NEW YORK — Comedian Dave Chappelle is headed back to TV with his first concert specials in a dozen years — two of them. Both premiere March 21, exclusively on Netflix.
The hour-long specials are from his personal vault. “Dave Chappelle: The Age of Spin” was filmed at The Palladium in Los Angeles in March 2016. “Dave Chappelle: Deep in the Heart of Texas” was filmed at the Moody Theater in Austin in April 2015.
He’s currently on the road in preparation for a third Netflix special.
Chappelle’s comedy career includes movie roles in “The Nutty Professor,” ”Con Air” and “Blue Streak.” In 2003, he achieved heightened fame and critical acclaim as the mastermind of his Comedy Central sketch series, “Chappelle’s Show,” only to abruptly exit the series in its third season.
DeGeneres returns to prime time for fun, games
LOS ANGELES — Ellen DeGeneres is coming back to prime time, this time for fun and games.
NBC said Thursday it has ordered six episodes of an hour-long show hosted and produced by DeGeneres. It will feature “supersized” versions of games played on her daytime talk show.
The new show, titled “Ellen’s Game of Games,” will pull contestants from the audience and give one a chance to win what NBC described as a “huge” cash prize.
In a statement, DeGeneres promised “gigantic sets” and hilarious games.

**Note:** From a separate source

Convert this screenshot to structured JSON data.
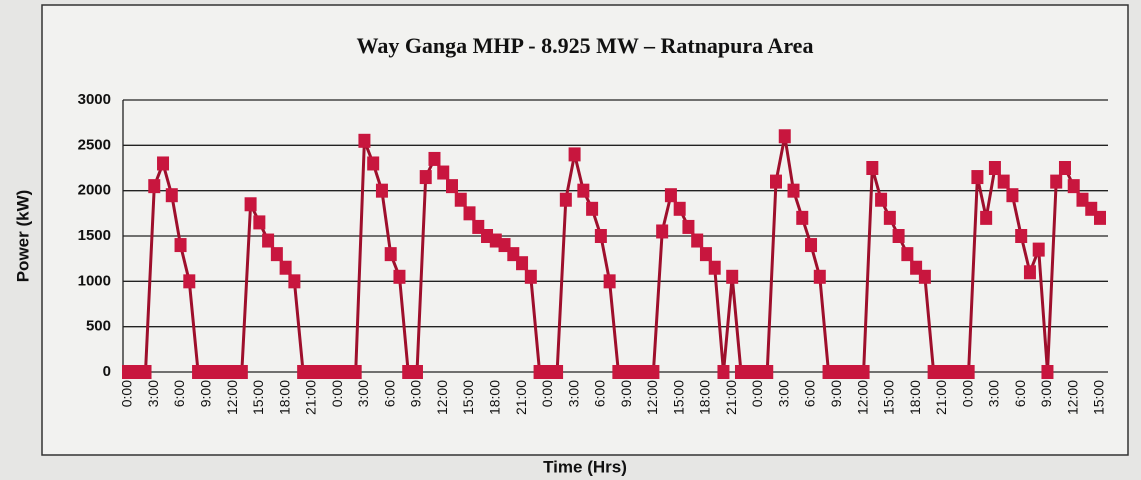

Before her successful move to daytime, DeGeneres starred in the prime-time sitcoms “Ellen” and “The Ellen Show.”
She’s also become a busy producer, with shows including “Little Big Shots” and its upcoming spin-off, “Little Big Shots: Forever Young.”
A debut date for “Ellen’s Game of Games” wasn’t announced.

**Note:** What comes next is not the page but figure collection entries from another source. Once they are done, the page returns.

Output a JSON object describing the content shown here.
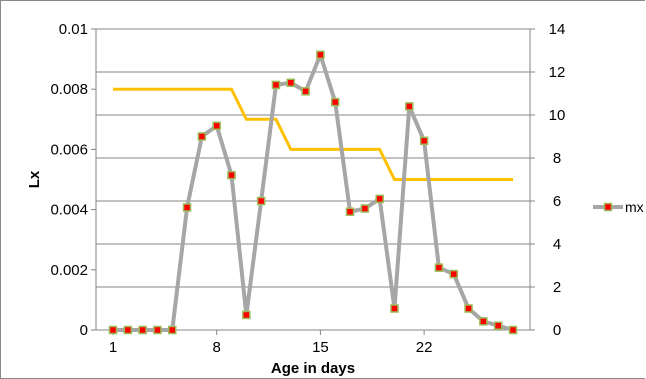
{
  "chart_data": {
    "type": "line",
    "xlabel": "Age in days",
    "ylabel": "Lx",
    "x_ticks": [
      1,
      8,
      15,
      22
    ],
    "x": [
      1,
      2,
      3,
      4,
      5,
      6,
      7,
      8,
      9,
      10,
      11,
      12,
      13,
      14,
      15,
      16,
      17,
      18,
      19,
      20,
      21,
      22,
      23,
      24,
      25,
      26,
      27,
      28
    ],
    "xlim": [
      1,
      28
    ],
    "y_left": {
      "ylim": [
        0,
        0.01
      ],
      "ticks": [
        "0",
        "0.002",
        "0.004",
        "0.006",
        "0.008",
        "0.01"
      ],
      "tick_values": [
        0,
        0.002,
        0.004,
        0.006,
        0.008,
        0.01
      ]
    },
    "y_right": {
      "ylim": [
        0,
        14
      ],
      "ticks": [
        "0",
        "2",
        "4",
        "6",
        "8",
        "10",
        "12",
        "14"
      ],
      "tick_values": [
        0,
        2,
        4,
        6,
        8,
        10,
        12,
        14
      ]
    },
    "grid": true,
    "legend_placement": "right",
    "series": [
      {
        "axis": "left",
        "color": "#FFC000",
        "marker": "none",
        "values": [
          0.008,
          0.008,
          0.008,
          0.008,
          0.008,
          0.008,
          0.008,
          0.008,
          0.008,
          0.007,
          0.007,
          0.007,
          0.006,
          0.006,
          0.006,
          0.006,
          0.006,
          0.006,
          0.006,
          0.005,
          0.005,
          0.005,
          0.005,
          0.005,
          0.005,
          0.005,
          0.005,
          0.005
        ]
      },
      {
        "name": "mx",
        "axis": "right",
        "color": "#A6A6A6",
        "marker": "square",
        "marker_fill": "#FF0000",
        "marker_edge": "#9BBB59",
        "values": [
          0,
          0,
          0,
          0,
          0,
          5.7,
          9,
          9.5,
          7.2,
          0.7,
          6,
          11.4,
          11.5,
          11.1,
          12.8,
          10.6,
          5.5,
          5.65,
          6.1,
          1,
          10.4,
          8.8,
          2.9,
          2.6,
          1,
          0.4,
          0.2,
          0
        ]
      }
    ]
  }
}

McMurtry selling typewriters from ‘Lonesome Dove’
DALLAS — Larry McMurtry is selling the two typewriters he used to write his Pulitzer Prize-winning novel “Lonesome Dove.”

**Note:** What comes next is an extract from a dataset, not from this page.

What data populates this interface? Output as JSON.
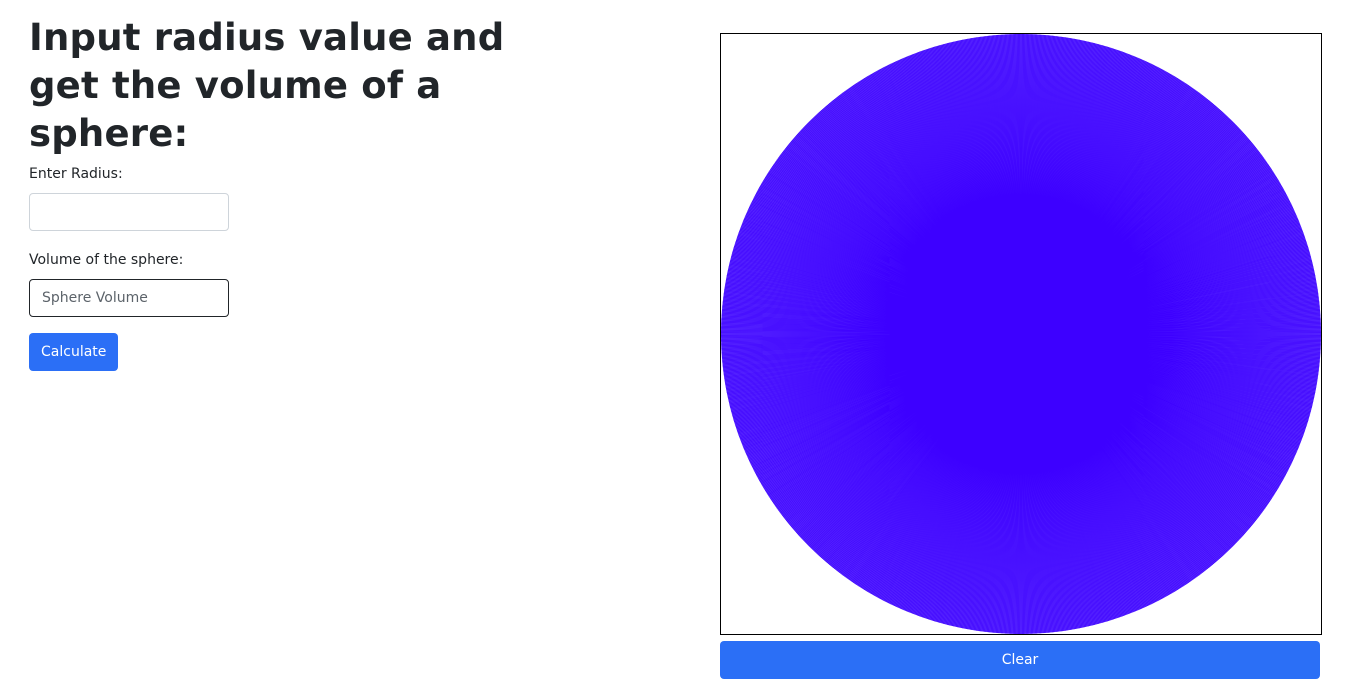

Heritage Auctions is offering up the typewriters in New York City next week. The Dallas-based auction house expects them to sell Wednesday for about $20,000.
McMurtry told The Associated Press he “just decided that it would be fun” to sell them at auction, “and I actually have too many typewriters.”
The author and screenwriter said he still writes on a typewriter and has about 15 of them.
While writing “Lonesome Dove,” a tale of a cattle drive in the 1870s, he kept one typewriter in his hometown of Archer City, Texas, and the other in Washington, D.C. The 80-year-old now splits his time between Tucson, Arizona, and Archer City.
Court tosses murder case after Heston rant
PHILADELPHIA — A Philadelphia judge’s clash with the late actor Charlton Heston has indirectly led a U.S. appeals court to overturn a murder conviction.
The victim’s family had created a blog during the 1998 trial that quoted Heston, of “Ben-Hur” and “The Ten Commandments” fame, calling Judge Lisa Richette soft on crime. Heston had called her by the nickname “Let ‘em Loose Lisa” during a National Rifle Association speech that year in Philadelphia.
The blog prompted Richette to call the victim’s family to her chambers, with the prosecutor and defense lawyer but not the defendant on hand. She suggested that victim Mark Gibson’s family had slandered her, but then assured them she would try the case fairly.
She ultimately found defendant Paul McKernan guilty of first-degree murder and sent him to prison for life. McKernan had claimed self-defense in the baseball bat death.
In appeals over two decades, he argued that Richette had bent over backward to appease the Gibson family.
The 3rd U.S. Circuit Court last week called the late judge’s back-room conversation inappropriate and found the defense lawyer ineffective.
“Judge Richette’s actions would have caused any competent attorney to seek recusal immediately,” Circuit Judge Jane R. Roth wrote in a unanimous three-judge opinion.
Defense lawyer W. Fred Harrison Jr. did not immediately return a call for comment Thursday.
McKernan, after serving 20 years in prison, will be released unless the Philadelphia District Attorney decides to retry him. The case remains under review, a district attorney’s spokesman said.
“Our client is relieved that that the court after nearly 20 years recognizes that he did not receive a fair trial,” lawyer Maria Pulzetti of the Federal Community Defender Office, who handled the appeal, told The Philadelphia Inquirer.
Richette, who was considered flamboyant, a bit eccentric and something of a bleeding heart, died in 2007. She had attended Yale Law School and was the author of a well-regarded 1969 book on the juvenile justice system called “The Throwaway Children.”